Writer: Rafatul I.
Visual: Sirah D.
Editor: Kay S.
I often get asked how I study for Global Politics. It is a diverse, stimulating course with no true “right answer” per se. Rather, one does better by qualifying and quantifying their viewpoints through the use of case studies, political theory, and figures. The subject itself is a Group 3 social studies course, but the methods I use are easily transferable to other subjects. Success in the course requires a high degree of interest in current events and a motivation to learn about not just the logistics of conflict and power, but a drive to study the political philosophy that characterizes Global Politics. Listed below are my essential tips that have helped me do well on the course:
Strategy #1: Use Google Classroom Resources
The assessments in Global Politics include New York Times Briefings Quizzes, Knowledge Based Quizzes on course content, Paper 1 (Case Study Response), Paper 2 (Long Essay Response), the Engagement Activity (EA), and the HL Extension Presentations. The teachers regularly update the Google Classroom with exemplars, articles, case study matrices, presentations, mnemonics, guides, textbooks, source material, literature reviews, and other materials from class. These resources represent the bulk of my “studying” for the course as they familiarize me with new course concepts and methods to demonstrate my knowledge. For the EA, you’ll also be required to engage with a political issue of your choice such as by interviewing senior government or business officials, organizing political rallies, or surveying local residents who live in an area affected by your political issue.
Strategy #2: Read the News
I cannot emphasize how crucial an understanding of current events, and their relevant conflicts and power dynamics are for success in the course. They are quite literally the essential examples and cases you will need to use for every assessment and discussion in class. Other than reading the daily New York Times Morning Briefing, I’d recommend that students who are seriously pursuing this course read newsletters from The New York Times and The Economist. My favourites are Paul Krugman’s and David Leonhart’s newsletters, as well as the Debatable and Sunday Best newsletters that are sent out weekly. Reading outside the bare minimums of the course helps acquaint you with the various stakeholder perspectives for political issues. Although I personally don’t listen to podcasts that often, I’d recommend The Economist’s The Intelligence and the New York Times’ The Daily if you prefer listening to or watching the news.
Strategy #3: Refer to the Textbook
This is an often-missed step by most Global Politics students. The Global Politics Essentials textbook by Murphy and Gleek from Pearson is quite versatile in this regard as it summarizes key course concepts and assessment structures. It also provides summaries of case studies and definitions of the subject’s jargon. As the assessments are generally structured as essays, the textbook does a great job of helping students describe concepts and case studies concisely and their use for greater impact.

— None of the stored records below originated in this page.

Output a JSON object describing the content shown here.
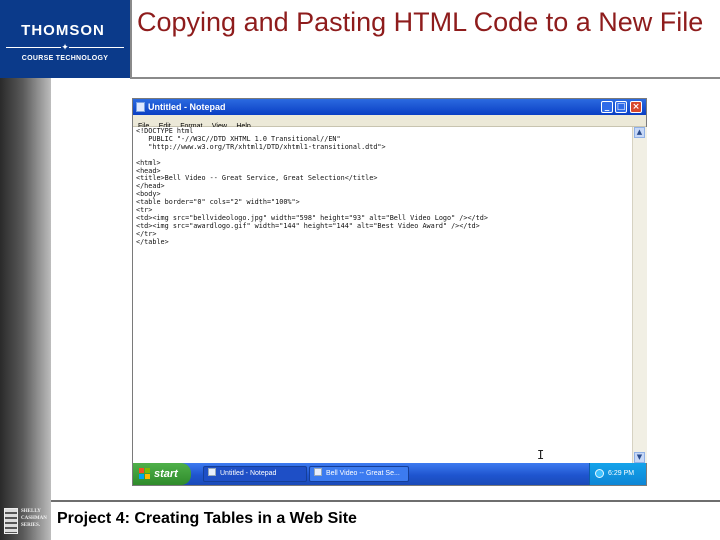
{
  "slide": {
    "title": "Copying and Pasting HTML Code to a New File",
    "footer": "Project 4: Creating Tables in a Web Site"
  },
  "logo": {
    "brand": "THOMSON",
    "sub": "COURSE TECHNOLOGY"
  },
  "series_logo": {
    "lines": [
      "SHELLY",
      "CASHMAN",
      "SERIES."
    ]
  },
  "notepad": {
    "title": "Untitled - Notepad",
    "menu": [
      "File",
      "Edit",
      "Format",
      "View",
      "Help"
    ],
    "content": "<!DOCTYPE html\n   PUBLIC \"-//W3C//DTD XHTML 1.0 Transitional//EN\"\n   \"http://www.w3.org/TR/xhtml1/DTD/xhtml1-transitional.dtd\">\n\n<html>\n<head>\n<title>Bell Video -- Great Service, Great Selection</title>\n</head>\n<body>\n<table border=\"0\" cols=\"2\" width=\"100%\">\n<tr>\n<td><img src=\"bellvideologo.jpg\" width=\"598\" height=\"93\" alt=\"Bell Video Logo\" /></td>\n<td><img src=\"awardlogo.gif\" width=\"144\" height=\"144\" alt=\"Best Video Award\" /></td>\n</tr>\n</table>",
    "window_buttons": {
      "minimize": "_",
      "maximize": "□",
      "close": "×"
    }
  },
  "taskbar": {
    "start_label": "start",
    "tasks": [
      "Untitled - Notepad",
      "Bell Video -- Great Se..."
    ],
    "clock": "6:29 PM"
  },
  "colors": {
    "title_text": "#8e1c1c",
    "logo_bg": "#0b3a8a",
    "titlebar": "#0a3fc4",
    "taskbar": "#1f55cf",
    "start_button": "#3a9a35"
  },
  "icons": {
    "app": "notepad-icon",
    "start": "windows-flag-icon",
    "tray": "network-icon",
    "cursor": "text-ibeam-cursor"
  }
}
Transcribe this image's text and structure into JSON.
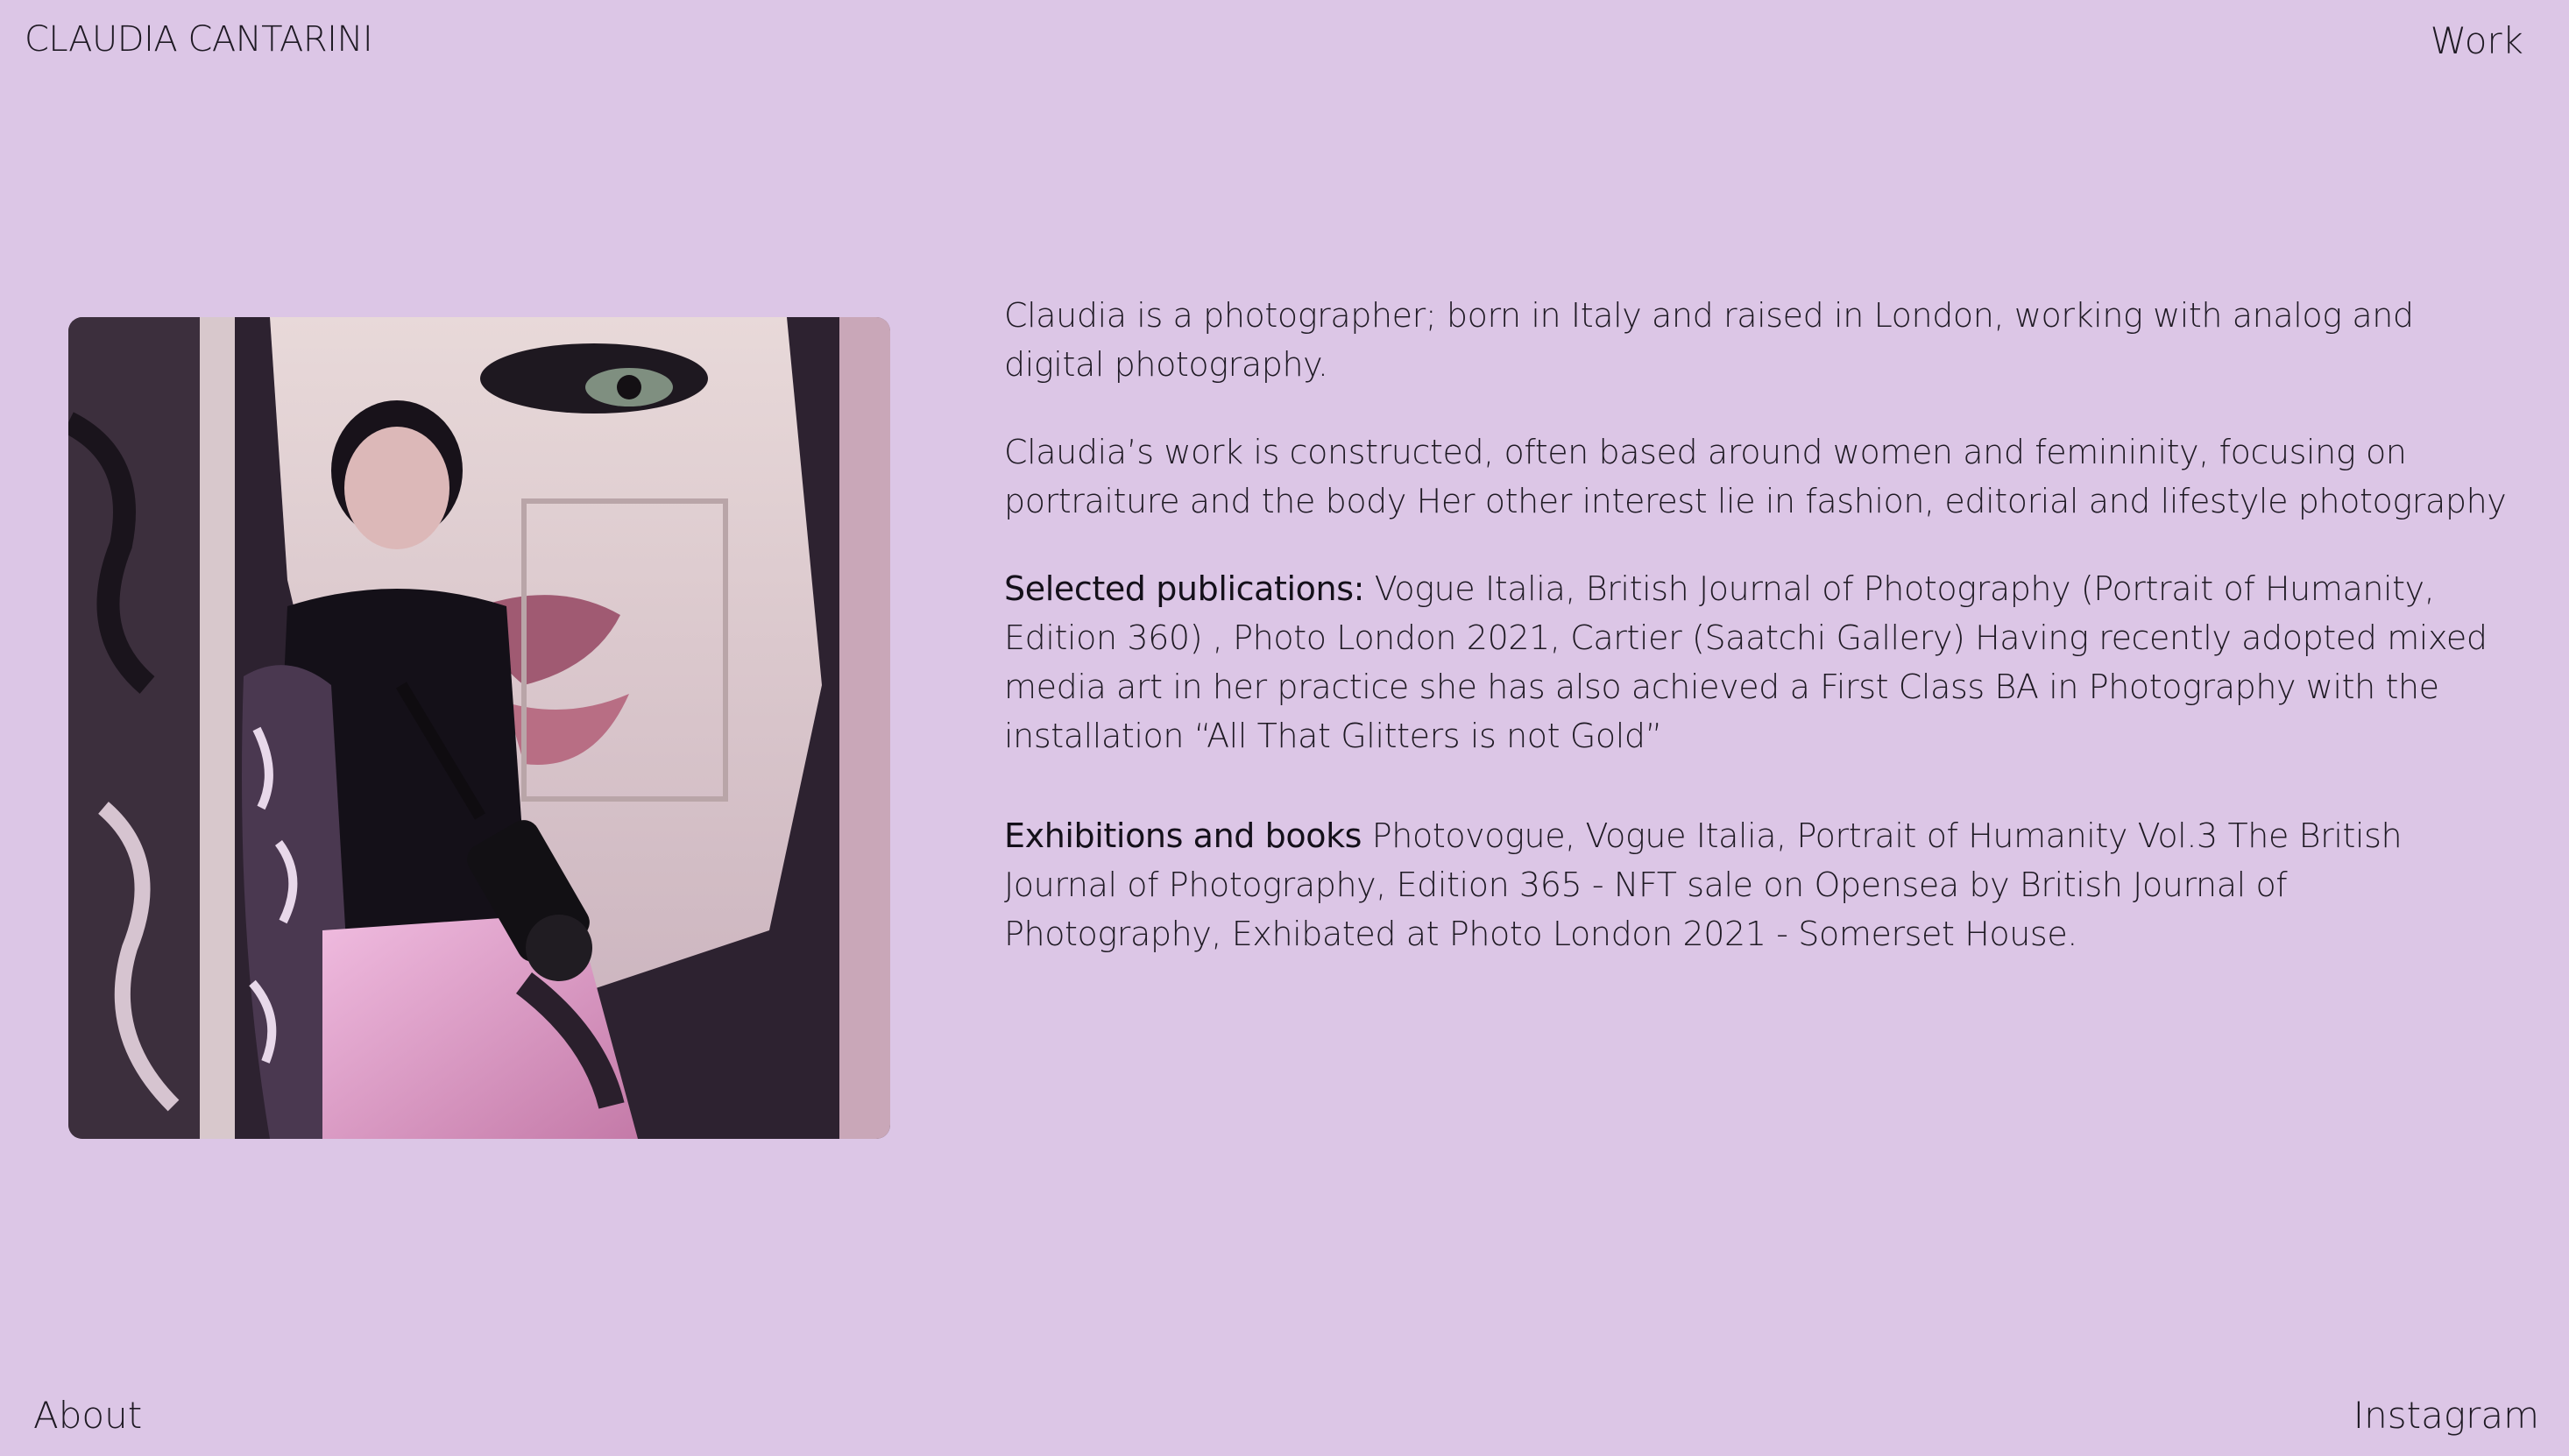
{
  "header": {
    "site_title": "CLAUDIA CANTARINI",
    "work_label": "Work"
  },
  "footer": {
    "about_label": "About",
    "instagram_label": "Instagram"
  },
  "bio": {
    "intro": "Claudia is a photographer; born in Italy and raised in London, working with analog and digital photography.",
    "work": "Claudia’s work is constructed, often based around women and femininity, focusing on portraiture and the body Her other interest lie in fashion, editorial and lifestyle photography",
    "publications_label": "Selected publications:",
    "publications_text": " Vogue Italia, British Journal of Photography (Portrait of Humanity, Edition 360) , Photo London 2021, Cartier (Saatchi Gallery) Having recently adopted mixed media art in her practice she has also achieved a First Class BA in Photography with the installation “All That Glitters is not Gold”",
    "exhibitions_label": "Exhibitions and books",
    "exhibitions_text": " Photovogue, Vogue Italia, Portrait of Humanity Vol.3 The British Journal of Photography, Edition 365 - NFT sale on Opensea by British Journal of Photography, Exhibated at Photo London 2021 - Somerset House."
  },
  "colors": {
    "background": "#dcc6e6",
    "text": "#1f1a24"
  }
}
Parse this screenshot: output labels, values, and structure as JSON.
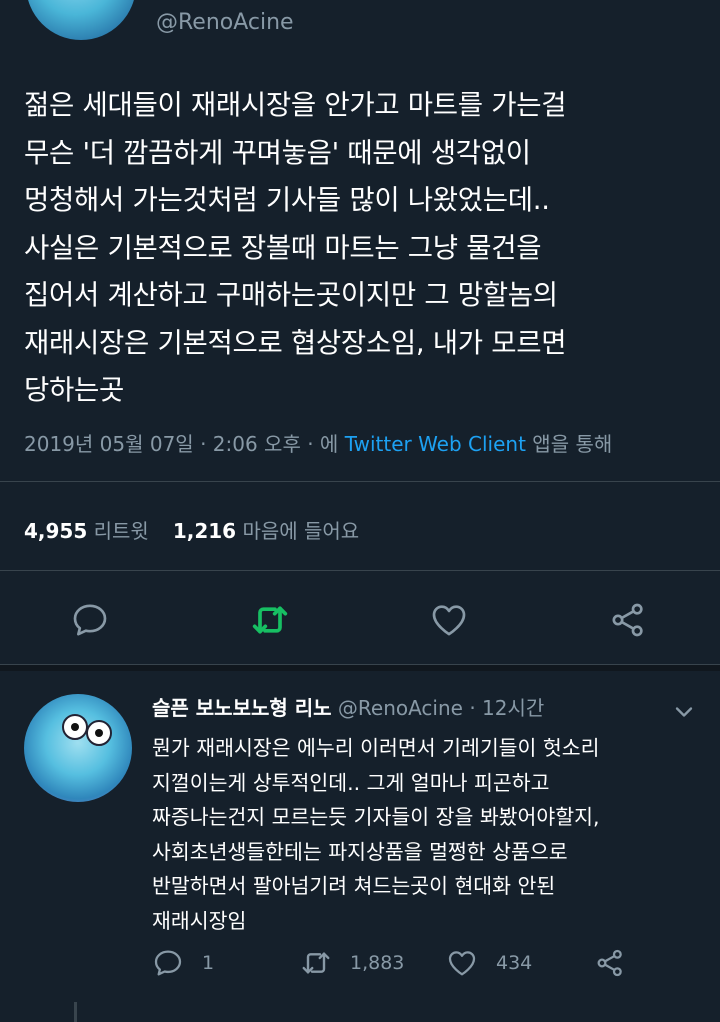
{
  "tweet": {
    "handle": "@RenoAcine",
    "lines": [
      "젊은 세대들이 재래시장을 안가고 마트를 가는걸",
      "무슨 '더 깜끔하게 꾸며놓음' 때문에 생각없이",
      "멍청해서 가는것처럼 기사들 많이 나왔었는데..",
      "사실은 기본적으로 장볼때 마트는 그냥 물건을",
      "집어서 계산하고 구매하는곳이지만 그 망할놈의",
      "재래시장은 기본적으로 협상장소임, 내가 모르면",
      "당하는곳"
    ],
    "meta_prefix": "2019년 05월 07일 · 2:06 오후 · 에 ",
    "source": "Twitter Web Client",
    "meta_suffix": " 앱을 통해",
    "retweets_count": "4,955",
    "retweets_label": "리트윗",
    "likes_count": "1,216",
    "likes_label": "마음에 들어요"
  },
  "reply": {
    "name": "슬픈 보노보노형 리노",
    "handle": "@RenoAcine",
    "time": " · 12시간",
    "lines": [
      "뭔가 재래시장은 에누리 이러면서 기레기들이 헛소리",
      "지껄이는게 상투적인데.. 그게 얼마나 피곤하고",
      "짜증나는건지 모르는듯 기자들이 장을 봐봤어야할지,",
      "사회초년생들한테는 파지상품을 멀쩡한 상품으로",
      "반말하면서 팔아넘기려 쳐드는곳이 현대화 안된",
      "재래시장임"
    ],
    "reply_count": "1",
    "retweet_count": "1,883",
    "like_count": "434"
  },
  "colors": {
    "background": "#15202b",
    "text": "#ffffff",
    "muted": "#8899a6",
    "link": "#1da1f2",
    "retweet_active": "#17bf63"
  }
}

Strategy #4: Discuss Global Politics with your Friends & Get Involved with It
This step is beneficial as it allows you to collaborate with your peers and share your ideas for feedback. It also allows you to articulate your thoughts to someone else (as you do in an essay) and helps build deeper associations in your brain. Using “active recall” here can help you cut down on your study time and build greater understanding by actively stimulating your memory during the learning process such as by quizzing yourself or your friends. Spaced repetition will also help you in the long-run as course knowledge becomes intrinsic. A last recommendation from me would be to create a Google Doc or some sort of archive where you can share and edit notes with your peers in order to make your learning process more efficient. Both Global Politics teachers from last year, Mr. Berg and Mr. Sheard, also highlight the importance of being involved in Global Politics as this culminates in the Engagement Activity (EA). Engaging with Global Politics outside of class can come in the form of extracurricular activities such as Model United Nations (MUN), the World Club, and Forensics & Debate.
Overall, if you take a genuine interest in the subject and follow some of the tips I’ve outlined here, you should be able to minimize the amount of time you spend memorising or passively recalling content. Then, you can reallocate this time to doing what you enjoy—which hopefully includes learning about Global Politics outside the course—and to your other IB subjects.